The three dominant brain systems in addiction—the opioid attachment-reward system, the dopamine-based incentive-motivation apparatus and the self-regulation areas of the prefrontal cortex—are all exquisitely fine-tuned by the environment. To various degrees, in all addicted persons these systems are out of kilter. The same is true, we will see, of the fourth brain-body system implicated in addiction: the stress-response mechanism.
Happy, attuned emotional interactions with parents stimulate a release of natural opioids in an infant’s brain. This endorphin surge promotes the attachment relationship and the further development of the child’s opioid and dopamine circuitry. 1On the other hand, stress reduces the numbers of both opiate and dopamine receptors. Healthy growth of these crucial systems—responsible for such essential drives as love, connection, pain relief, pleasure, incentive and motivation—depends, therefore, on the quality of the attachment relationship. When circumstances do not allow the infant and young child to experience consistently secure interactions or, worse, expose him to many painfully stressing ones, maldevelopment often results.

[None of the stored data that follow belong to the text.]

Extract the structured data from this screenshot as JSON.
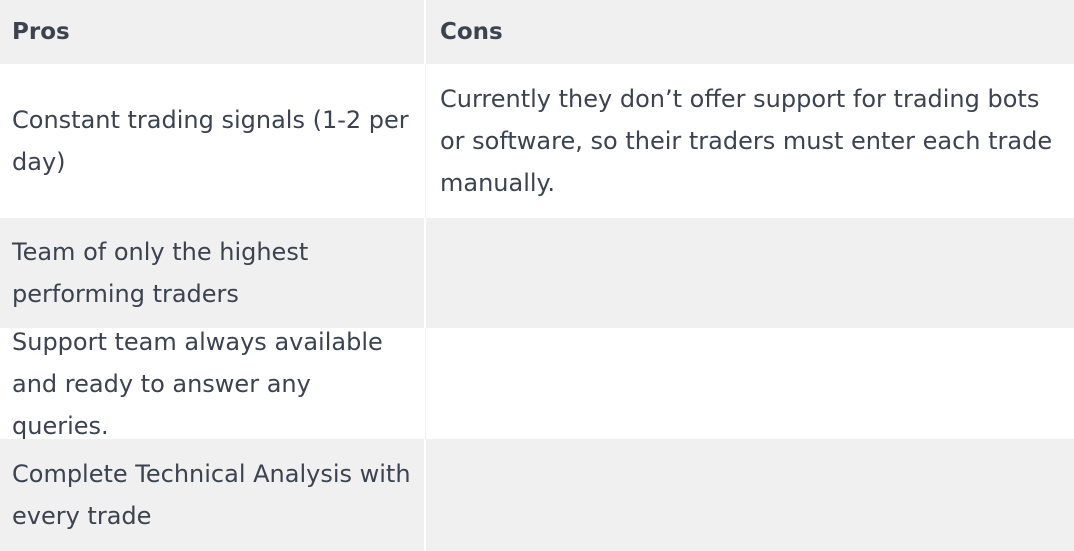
{
  "table": {
    "headers": {
      "pros": "Pros",
      "cons": "Cons"
    },
    "rows": [
      {
        "pro": "Constant trading signals (1-2 per day)",
        "con": "Currently they don’t offer support for trading bots or software, so their traders must enter each trade manually."
      },
      {
        "pro": "Team of only the highest performing traders",
        "con": ""
      },
      {
        "pro_before_link": "Support team always available and ready to answer any ",
        "pro_link": "queries",
        "pro_after_link": ".",
        "con": ""
      },
      {
        "pro": "Complete Technical Analysis with every trade",
        "con": ""
      }
    ]
  }
}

Dopamine levels in a baby’s brain fluctuate, depending on the presence or absence of the parent. In four-month-old monkeys major alterations of dopamine and other neurotransmitter systems were found after only six days of separation from their mothers. “In these experiments,” writes Dr. Steven Dubovsky, “loss of an important attachment appears to lead to less of an important neurotransmitter in the brain. Once these circuits stop functioning normally, it becomes more and more difficult to activate the mind.” 2
We know from animal studies that social-emotional stimulation is necessary for the growth of the nerve endings that release dopamine and for the growth of receptors to which dopamine needs to bind in order to do its work. Even adult rats and mice kept in long-term isolation will have a reduced number of dopamine receptors in the midbrain incentive circuits and, notably, in the frontal areas implicated in addiction. 3Rats separated from their mothers at an early stage display permanent disruption of the dopamine incentive-motivation system in their midbrains. As we already know, abnormalities in this system play a key role in the onset of addiction and craving. Predictably, in adulthood these maternally deprived animals exhibit a greater propensity to self-administer cocaine. 4And it doesn’t take extreme deprivation: in another study, rat pups deprived of their mother’s presence for only one hour a day during their first week of life grew up to be much more eager than their peers to take cocaine on their own. 5So the presence of consistent parental contact in infancy is one factor in the normal development of the brain’s neurotransmitter systems; the absence of it makes the child more vulnerable to “needing” drugs of abuse later on to supplement what her own brain is lacking. Another key factor is the quality of the contact the parent provides, and this, as we saw in the previous chapter, depends very much on the parent’s mood and stress level.